Lorsqu’il tend sa main vers mon entre jambe, j’ai le souffle coupé, et je me surprends à avancer mon bassin pour que le contact se produise plus tôt. Comme si ça changeait quelque chose. Ses doigts épousent mon corps. Mes lèvres s’écartent au premier passage de son majeur. Je le regarde faire, et je respire de plus en plus fort. Il remonte vers mon clitoris, puis redescend entre mes jambes. Quand il remonte encore, son doigt brille : je mouille.

Avec la même délicatesse que Pierre met dans ses gestes, je caresse sa verge, je descends vers ses couilles, pour enfin resserrer mes doigts à proximité de son gland. Il me touche, je le touche, on se regarde. Il est très dur quand je décalotte complètement son gland, tout doucement. Je sens entre mes jambes que ses doigts sont humides par ma faute, il pénètre très légèrement.

En un éclair de ce que j’appellerais de la lucidité, à ce moment-là, je me souviens que je viens de réaliser son défi. Ce qui se passe dans cette classe à 16h45 est très excitant, et je voudrais que ça continue. Je m’approche de lui, et nous ne pouvons plus voir ce que nos mains font. Il approche sa bouche de la mienne, et nos lèvres s’effleurent. Je ne tiens plus.

Je suis tellement absorbée par ses lèvres sur les miennes, que ma main sur son sexe ne bouge plus. A l’inverse, lui, poursuit ses va et vient au bord de ma vulve. Quand il m’embrasse à pleine bouche, alors que je n’attendais que ça, il me pénètre complètement de son doigt. La surprise et le frisson qui me traverse me font gémir en l’embrassant.

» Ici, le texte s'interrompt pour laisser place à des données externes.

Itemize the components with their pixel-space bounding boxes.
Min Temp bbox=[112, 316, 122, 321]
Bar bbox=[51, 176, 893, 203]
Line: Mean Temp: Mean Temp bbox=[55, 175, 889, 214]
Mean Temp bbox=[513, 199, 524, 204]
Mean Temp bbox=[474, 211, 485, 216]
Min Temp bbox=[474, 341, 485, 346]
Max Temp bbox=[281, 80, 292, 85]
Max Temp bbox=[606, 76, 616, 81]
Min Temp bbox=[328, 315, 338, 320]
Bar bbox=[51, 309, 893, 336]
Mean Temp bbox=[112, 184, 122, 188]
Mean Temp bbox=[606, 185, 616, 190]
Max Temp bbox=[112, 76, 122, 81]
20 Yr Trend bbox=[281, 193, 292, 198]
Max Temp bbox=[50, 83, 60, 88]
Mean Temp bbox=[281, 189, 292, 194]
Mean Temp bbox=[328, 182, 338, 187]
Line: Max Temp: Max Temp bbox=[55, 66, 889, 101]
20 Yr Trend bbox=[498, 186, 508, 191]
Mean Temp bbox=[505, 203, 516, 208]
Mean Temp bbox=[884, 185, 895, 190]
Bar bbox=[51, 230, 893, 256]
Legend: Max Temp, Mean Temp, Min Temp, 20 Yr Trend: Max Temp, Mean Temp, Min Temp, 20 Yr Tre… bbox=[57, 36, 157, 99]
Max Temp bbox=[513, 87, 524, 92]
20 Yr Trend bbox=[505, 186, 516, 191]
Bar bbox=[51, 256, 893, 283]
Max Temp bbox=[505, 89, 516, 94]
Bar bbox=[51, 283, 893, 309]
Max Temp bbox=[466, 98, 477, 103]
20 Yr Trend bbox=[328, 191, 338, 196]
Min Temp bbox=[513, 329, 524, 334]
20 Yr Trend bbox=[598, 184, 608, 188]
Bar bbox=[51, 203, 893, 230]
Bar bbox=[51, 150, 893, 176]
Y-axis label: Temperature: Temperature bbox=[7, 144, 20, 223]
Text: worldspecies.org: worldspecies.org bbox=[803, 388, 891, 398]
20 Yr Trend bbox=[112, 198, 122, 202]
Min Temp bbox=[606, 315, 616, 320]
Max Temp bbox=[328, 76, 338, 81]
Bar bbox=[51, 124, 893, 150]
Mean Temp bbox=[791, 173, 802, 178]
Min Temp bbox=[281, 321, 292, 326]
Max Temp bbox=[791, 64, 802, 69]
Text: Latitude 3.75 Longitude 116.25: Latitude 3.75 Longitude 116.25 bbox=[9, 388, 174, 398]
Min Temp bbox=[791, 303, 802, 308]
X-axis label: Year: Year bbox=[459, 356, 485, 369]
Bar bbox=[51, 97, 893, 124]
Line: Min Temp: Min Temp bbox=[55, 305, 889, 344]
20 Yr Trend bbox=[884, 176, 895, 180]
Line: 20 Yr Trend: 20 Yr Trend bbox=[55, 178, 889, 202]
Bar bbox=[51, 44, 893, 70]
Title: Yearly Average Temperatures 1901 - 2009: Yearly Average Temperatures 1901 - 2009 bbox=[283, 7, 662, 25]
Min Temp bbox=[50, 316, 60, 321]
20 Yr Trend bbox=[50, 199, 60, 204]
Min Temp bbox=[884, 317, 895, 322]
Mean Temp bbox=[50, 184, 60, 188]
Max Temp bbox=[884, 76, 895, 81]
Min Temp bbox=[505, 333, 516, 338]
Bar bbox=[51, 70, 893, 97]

Pendant 15 secondes, qui me paressent une éternité de plaisir, nous nous embrassons, et je m’arrête, en lui disant :

« C’est bon, je crois qu’on a relevé notre défi ».

Me provoquant un dernier frisson, il se retire en remontant vers mon clitoris. On a le sourire aux lèvres, et nous restons silencieux le temps de remonter nos vêtements.

Tout s’est déroulé rapidement, mais l’expérience fut très intense. Il m’affirme qu’il a adoré, et je ne peux pas lui dire le contraire me concernant. J’ajoute que je ne savais pas que j’allais découvrir qu’il embrassait si bien.

Pierre à le don pour dévier la conversation naturellement vers des sujets communs, sans créer aucun malaise. C’est donc d’une manière fluide et détendue que nous convenons de continuer nos discussions par SMS jusqu’au prochain défi, avant de nous dire aurevoir comme deux potes !

Evidemment, je m’empresse de contacter Sébastien. J’ai hâte de le retrouver, de lui partager et de terminer ce que j’ai commencé ! Le canapé peut encore aujourd’hui témoigner de ce qu’il s’est passé ce soir là.